VAUGHAN, ON, Aug. 9, 2022 /CNW/ - Recipe Unlimited Corporation ("Recipe" or the "Company") (TSE: RECP) announced today that, based on the unanimous recommendation of a special committee of independent directors (the "Special Committee") of its board of directors (the "Board"), it has entered into a letter of intent with Hamblin Watsa Investment Counsel Ltd., investment manager on behalf of certain affiliates of Fairfax Financial Holdings Limited (collectively, "Fairfax"), in respect of a transaction (the "Proposed Transaction") whereby a newly-formed wholly-owned subsidiary (the "Purchaser") of the buying group comprised of certain affiliates of Fairfax (collectively, the "Buying Group") will acquire all of the multiple voting shares ("MVS") and subordinate voting shares ("SVS", and together with "MVS", the "Shares") in the capital of the Company, other than those Shares owned by Fairfax or its affiliates and a maximum of 4,000,000 MVS owned by Cara Holdings Limited ("CHL"), at a purchase price of $20.73 per Share (the "Offer Price"), payable in cash. The Offer Price represents a 53.4% premium to the closing price on August 8, 2022, and a 59.2% and 58.1% premium to the 30- and 60-trading-day volume weighted average price, respectively, as of the end of trading on August 8, 2022.
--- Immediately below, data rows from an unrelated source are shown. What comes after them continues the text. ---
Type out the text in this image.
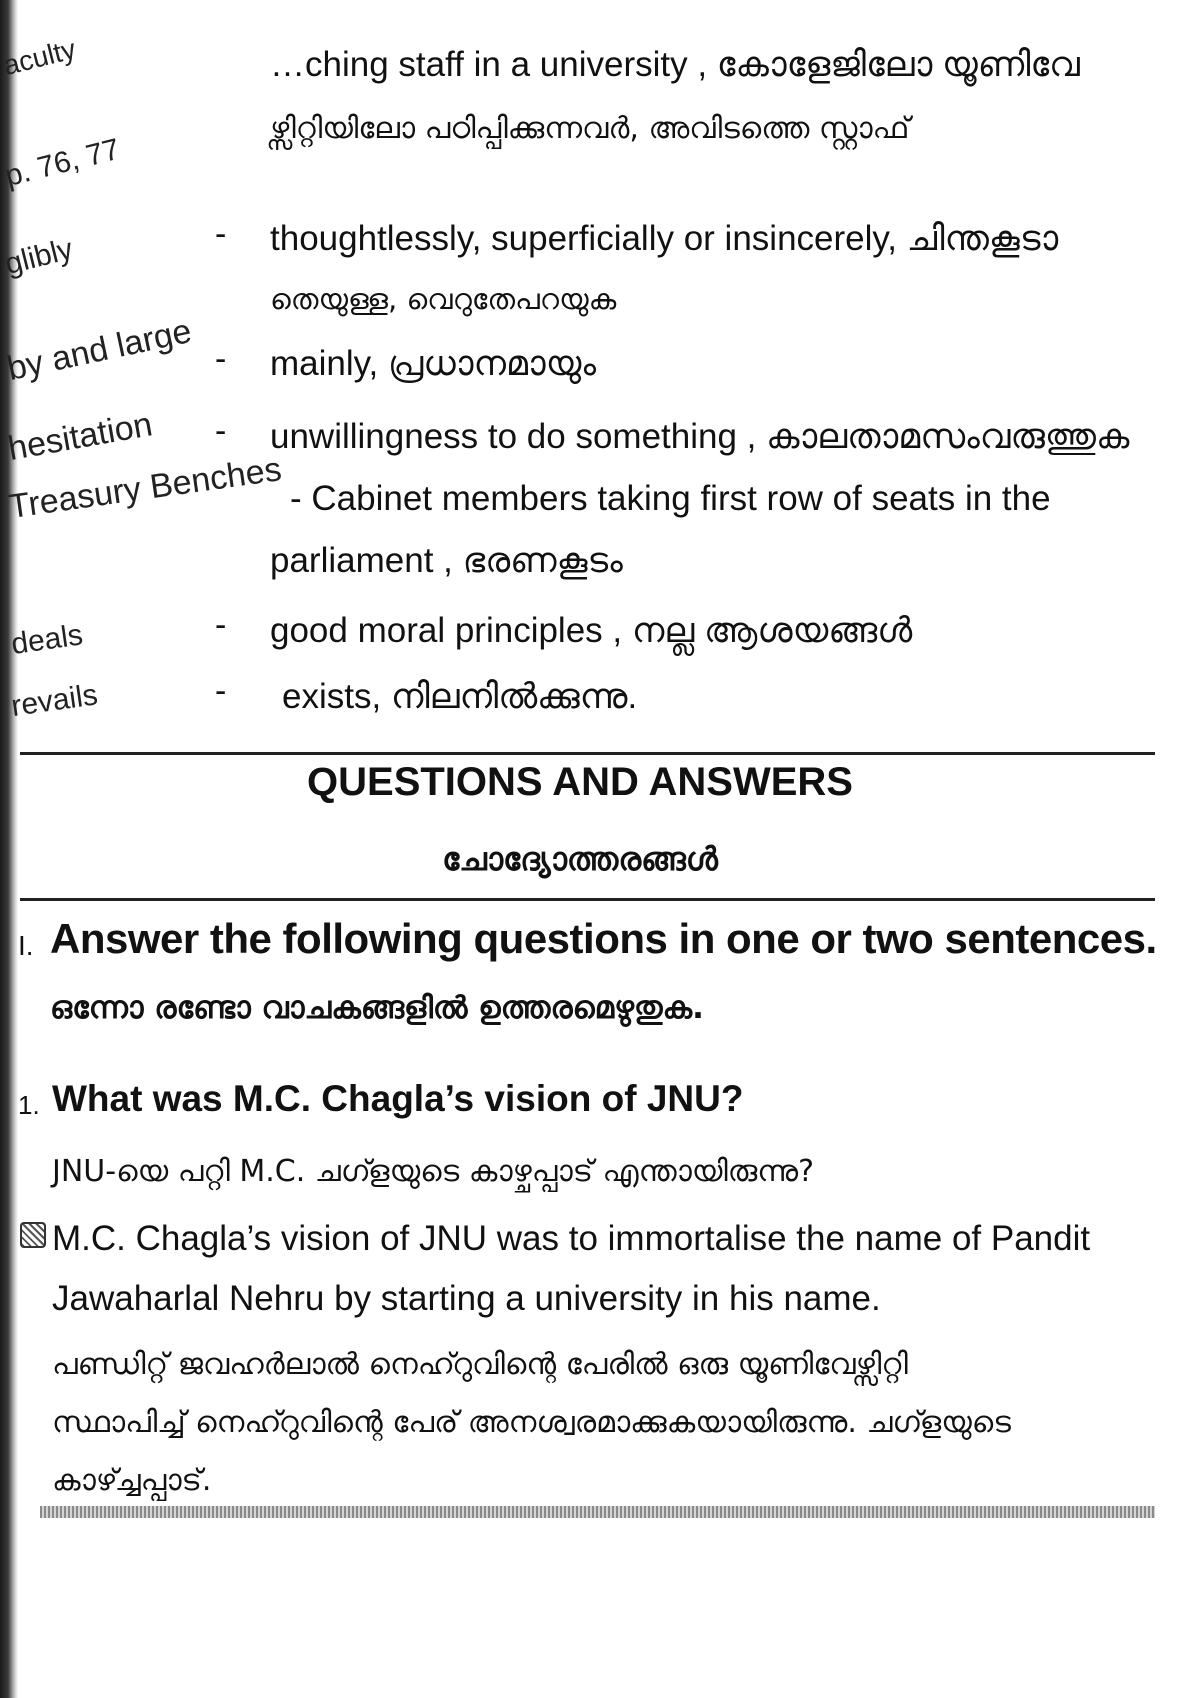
aculty
p. 76, 77
glibly
by and large
hesitation
Treasury Benches
deals
revails
…ching staff in a university , കോളേജിലോ യൂണിവേ
ഴ്സിറ്റിയിലോ പഠിപ്പിക്കുന്നവർ, അവിടത്തെ സ്റ്റാഫ്
- thoughtlessly, superficially or insincerely, ചിന്തകൂടാ
തെയുള്ള, വെറുതേപറയുക
- mainly, പ്രധാനമായും
- unwillingness to do something , കാലതാമസംവരുത്തുക
- Cabinet members taking first row of seats in the
parliament , ഭരണകൂടം
- good moral principles , നല്ല ആശയങ്ങൾ
- exists, നിലനിൽക്കുന്നു.
QUESTIONS AND ANSWERS
ചോദ്യോത്തരങ്ങൾ
I. Answer the following questions in one or two sentences.
ഒന്നോ രണ്ടോ വാചകങ്ങളിൽ ഉത്തരമെഴുതുക.
1. What was M.C. Chagla’s vision of JNU?
JNU-യെ പറ്റി M.C. ചഗ്ളയുടെ കാഴ്ചപ്പാട് എന്തായിരുന്നു?
M.C. Chagla’s vision of JNU was to immortalise the name of Pandit
Jawaharlal Nehru by starting a university in his name.
പണ്ഡിറ്റ് ജവഹർലാൽ നെഹ്റുവിന്റെ പേരിൽ ഒരു യൂണിവേഴ്സിറ്റി
സ്ഥാപിച്ച് നെഹ്റുവിന്റെ പേര് അനശ്വരമാക്കുകയായിരുന്നു. ചഗ്ളയുടെ
കാഴ്ച്ചപ്പാട്.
The Board, having received the unanimous recommendation of the Special Committee, determined that pursuing the Proposed Transaction is in the best interests of the Company and subject to negotiating a definitive agreement, the Board intends to recommend that the Company's shareholders vote in favour of the Proposed Transaction at a special meeting of shareholders to be held to approve the Proposed Transaction.
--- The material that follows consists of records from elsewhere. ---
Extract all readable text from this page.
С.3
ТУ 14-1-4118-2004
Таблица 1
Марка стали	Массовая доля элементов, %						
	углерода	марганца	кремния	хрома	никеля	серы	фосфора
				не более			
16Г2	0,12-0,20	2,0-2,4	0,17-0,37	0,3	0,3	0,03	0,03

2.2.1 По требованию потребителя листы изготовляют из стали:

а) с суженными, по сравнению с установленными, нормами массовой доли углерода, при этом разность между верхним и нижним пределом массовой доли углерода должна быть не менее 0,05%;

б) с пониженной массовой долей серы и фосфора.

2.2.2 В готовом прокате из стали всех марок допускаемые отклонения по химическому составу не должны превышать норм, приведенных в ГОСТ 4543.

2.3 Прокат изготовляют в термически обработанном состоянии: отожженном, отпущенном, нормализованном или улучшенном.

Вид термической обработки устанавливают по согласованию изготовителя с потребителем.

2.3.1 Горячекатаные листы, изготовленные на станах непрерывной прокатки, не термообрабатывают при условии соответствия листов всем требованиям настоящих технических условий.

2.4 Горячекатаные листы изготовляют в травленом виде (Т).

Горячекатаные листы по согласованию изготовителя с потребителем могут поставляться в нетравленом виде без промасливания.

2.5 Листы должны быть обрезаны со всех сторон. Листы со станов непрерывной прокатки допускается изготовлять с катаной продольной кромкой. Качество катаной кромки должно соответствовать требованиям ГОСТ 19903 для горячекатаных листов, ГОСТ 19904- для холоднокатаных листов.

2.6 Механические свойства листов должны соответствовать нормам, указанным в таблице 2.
In connection with its review of the Proposed Transaction, the Special Committee retained Greenhill & Co. Canada Ltd. ("Greenhill") to provide financial advice and prepare a formal valuation of the SVS (the "Formal Valuation") to be issued by the Company pursuant to the Proposed Transaction as required under Multilateral Instrument 61-101 – Protection of Minority Security Holders in Special Transactions ("MI 61-101"). Greenhill concluded that, as of August 8, 2022, and subject to the assumptions, limitations and qualifications as set out in the Formal Valuation, that the fair market value of the SVS was in the range of $16.67 to $21.85 per SVS. Greenhill has also provided its opinion (the "Fairness Opinion") to the Special Committee that, as of August 8, 2022, and subject to the assumptions, limitations and qualifications contained therein, the consideration to be received by the holders of SVS (other than the Purchaser or its affiliates) pursuant to the Proposed Transaction is fair, from a financial point of view, to the holders of SVS (other than the Purchaser or its affiliates).
Transaction Details
Pursuant to the terms of the Proposed Transaction, the Purchaser will acquire all of the Shares, other than those Shares owned by Fairfax or its affiliates and a maximum of 4,000,000 MVS owned by CHL, for a purchase price of $20.73 per Share, payable in cash. The Buying Group is comprised of certain affiliates of Fairfax. The Proposed Transaction would be financed by equity proceeds contributed by members of the Buying Group and debt financing, and would not be subject to any financing condition. The consummation of the Proposed Transaction will be subject to conditions customary to transactions of this nature, including, among others, (i) the negotiation and execution of a definitive agreement concerning the Proposed Transaction; (ii) receipt by the Company and the Buying Group of any required regulatory, court and/or stock exchange approvals; and (iii) the approval of the Proposed Transaction at a special meeting of the shareholders of the Company entitled to vote on the Proposed Transaction (including a "majority of the minority" vote of the shareholders excluding for this purpose the votes of Shares held or controlled by persons described in items (a) through (d) of Section 8.1(2) of MI 61-101).
Recipe expects to hold a special meeting (the "Special Meeting") of Recipe's shareholders to approve the Proposed Transaction following execution of the definitive agreement. The Proposed Transaction is expected to close in the last quarter of 2022, subject to shareholder and regulatory approvals and other customary closing conditions. The terms and conditions of the Proposed Transaction will be disclosed in greater detail in a management information circular for the Special Meeting that is expected to be mailed to Recipe's shareholders following the execution of the definitive agreement for the Proposed Transaction. Copies of the definitive agreement and of the management information circular for the Special Meeting will be filed with Canadian securities regulators and will be available on the SEDAR profile of Recipe at www.sedar.com. Recipe's shareholders are urged to read those and other relevant materials when they become available.
There can be no assurance that Recipe and Buying Group will enter into a definitive agreement for the Proposed Transaction or that the Proposed Transaction will occur as proposed or at all.